I’m hoping the “Panama Papers” issue will quickly fade from the news (as happened after a similar data theft from BVI in 2013) for the simple reason that even left-leaning reporters will get bored when they discover it is mostly a story about internationally active investors legally using structures designed for cross-border investment.
Yes, statists have a broader agenda of trying to make tax avoidance somehow shameful and illegitimate. But I doubt they’ll make much progress since no rational person (not even Bono or Donald Trump) voluntarily pays more to the government than is legally required.
Instead, I’m hoping that advocates of economic liberty can use this non-controversy controversy to our advantage by explaining that good tax policy is the best way to encourage both growth and compliance.
I often explain, for instance, that the best way to “hurt” tax havens is for onshore countries to have lower tax rates and less double taxation.
But is it really possible to have a simple tax system that accomplishes all these things? Some folks say no. They argue that there are competing goals in tax policy and that lawmakers are in the unenviable position of having to choose among goals that are mutually inconsistent.
Indeed, a writer for The Economist has a column that purports to show the existence of a “trilemma.”
…the trilemma, under which three options are available, but only two at most can be selected. In this case, it is a simple tax system; independent national tax policies; and the existence of multinational companies and investors.
Here’s my amateur depiction of this supposed trilemma, which ostensibly allows only two out of the three goals to be achieved.
And why does the author think these three things can’t simultaneously exist?
…simple tax systems are the best; they do not distort behaviour. But countries also like to set their own tax policies… The existence of national tax policies also allows economies like Ireland to offer themselves as an attractive place to do business… But that freedom also means that multinational companies and investors can arrange their affairs so as to minimise their tax charge. Governments react to that possibility with a series of carrots and sticks; tax breaks to persuade companies to stay and regulations designed to close loopholes that multinationals try to exploit… This makes the tax system more complex.
This may sound superficially persuasive, but it’s wrong.
And it’s not just wrong in theory. There are real-world examples that show that the trilemma is false.
- Hong Kong has a simple tax system, an independent national tax policy, and lots of multinational companies and investors.
- The Cayman Islands has a simple tax system, an independent national tax policy, and lots of multinational companies and investors.
- Switzerland has a simple tax system, an independent national tax policy, and lots of multinational companies and investors.
- Estonia has a simple tax system, an independent national tax policy, and lots of multinational companies and investors.
For the simple reason that he omitted one word. The trilemma can be switched from false to true by adding “high” before “tax.”
To be fair, perhaps this is what the author actually meant since he writes at one point about the level of taxes needed to finance ever-expanding welfare states.
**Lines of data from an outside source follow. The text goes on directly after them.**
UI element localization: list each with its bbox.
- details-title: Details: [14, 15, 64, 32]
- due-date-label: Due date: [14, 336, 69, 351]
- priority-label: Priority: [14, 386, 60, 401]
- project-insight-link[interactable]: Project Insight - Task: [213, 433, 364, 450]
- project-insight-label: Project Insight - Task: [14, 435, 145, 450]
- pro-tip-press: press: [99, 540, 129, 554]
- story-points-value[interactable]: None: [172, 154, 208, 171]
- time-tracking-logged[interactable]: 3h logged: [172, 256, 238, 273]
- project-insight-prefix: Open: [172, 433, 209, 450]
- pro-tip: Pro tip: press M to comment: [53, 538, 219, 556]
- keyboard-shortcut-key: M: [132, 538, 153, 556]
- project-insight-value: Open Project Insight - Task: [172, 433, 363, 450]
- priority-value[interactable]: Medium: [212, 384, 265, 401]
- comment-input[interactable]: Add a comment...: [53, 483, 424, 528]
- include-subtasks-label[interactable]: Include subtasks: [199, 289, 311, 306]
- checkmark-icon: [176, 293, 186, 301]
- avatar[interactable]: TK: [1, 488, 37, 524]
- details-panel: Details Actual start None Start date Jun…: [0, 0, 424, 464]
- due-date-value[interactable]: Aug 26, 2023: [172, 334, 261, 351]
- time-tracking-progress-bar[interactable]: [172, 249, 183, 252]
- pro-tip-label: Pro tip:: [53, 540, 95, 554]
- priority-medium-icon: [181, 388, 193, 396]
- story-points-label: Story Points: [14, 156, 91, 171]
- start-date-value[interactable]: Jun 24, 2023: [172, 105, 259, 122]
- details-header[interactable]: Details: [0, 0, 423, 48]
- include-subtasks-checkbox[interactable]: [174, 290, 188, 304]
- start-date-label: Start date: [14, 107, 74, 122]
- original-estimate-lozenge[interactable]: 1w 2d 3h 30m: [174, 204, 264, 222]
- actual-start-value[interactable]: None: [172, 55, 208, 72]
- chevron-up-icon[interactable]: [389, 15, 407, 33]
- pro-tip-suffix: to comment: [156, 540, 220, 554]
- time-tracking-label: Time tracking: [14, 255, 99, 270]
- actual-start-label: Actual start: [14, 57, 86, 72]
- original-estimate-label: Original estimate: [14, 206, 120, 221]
…a world of simple taxes, and independent tax policies, would probably undermine the tax base governments need to fund the welfare states
So there actually is a real lesson to be learned and a real trilemma to analyze. If nations have high taxes, they can’t also have simple tax systems that are appealing to companies and investors.
By the way, the author makes a very good point, noting that tax rates would be more punitive if politicians didn’t have to worry that jobs and investment could cross national borders.
…without…tax competition, one suspects the global tax take would creep higher and higher.
Actually, this is not something “one suspects.” It is a 99.9999 percent certainty. Heck, the OECD even admitted at the very beginning of its anti-tax competition project that the goal was to enable high tax rates and large fiscal burdens. Here’s what the (tax-free!) bureaucrats wrote on page 14 of their 1998 report about the impact of “harmful tax competition.”
Since I’ve pointed out that the OECD has an unseemly pattern of dishonest data manipulation, I feel compelled to give them credit for being uncharacteristically truthful in this instance.
P.S. Returning to our original topic, I can’t resist sharing a blurb from this story about New Jersey’s fiscal problems.
The decision by billionaire hedge-fund manager David Tepper to quit New Jersey for tax-friendly Florida could complicate estimates of how much tax money the struggling state will collect, the head of the Legislature’s nonpartisan research branch warned lawmakers. …New Jersey relies on personal income taxes for about 40 percent of its revenue, and less than 1 percent of taxpayers contribute about a third of those collections.
Gee, what a surprise. A state that punishes success over time has less successful people.
But let’s now match this story to our aforementioned tax trilemma. I don’t know if New Jersey’s tax system is simple, but Tepper’s escape means we now have more evidence that high-tax policy is not compatible with attracting and retaining investors.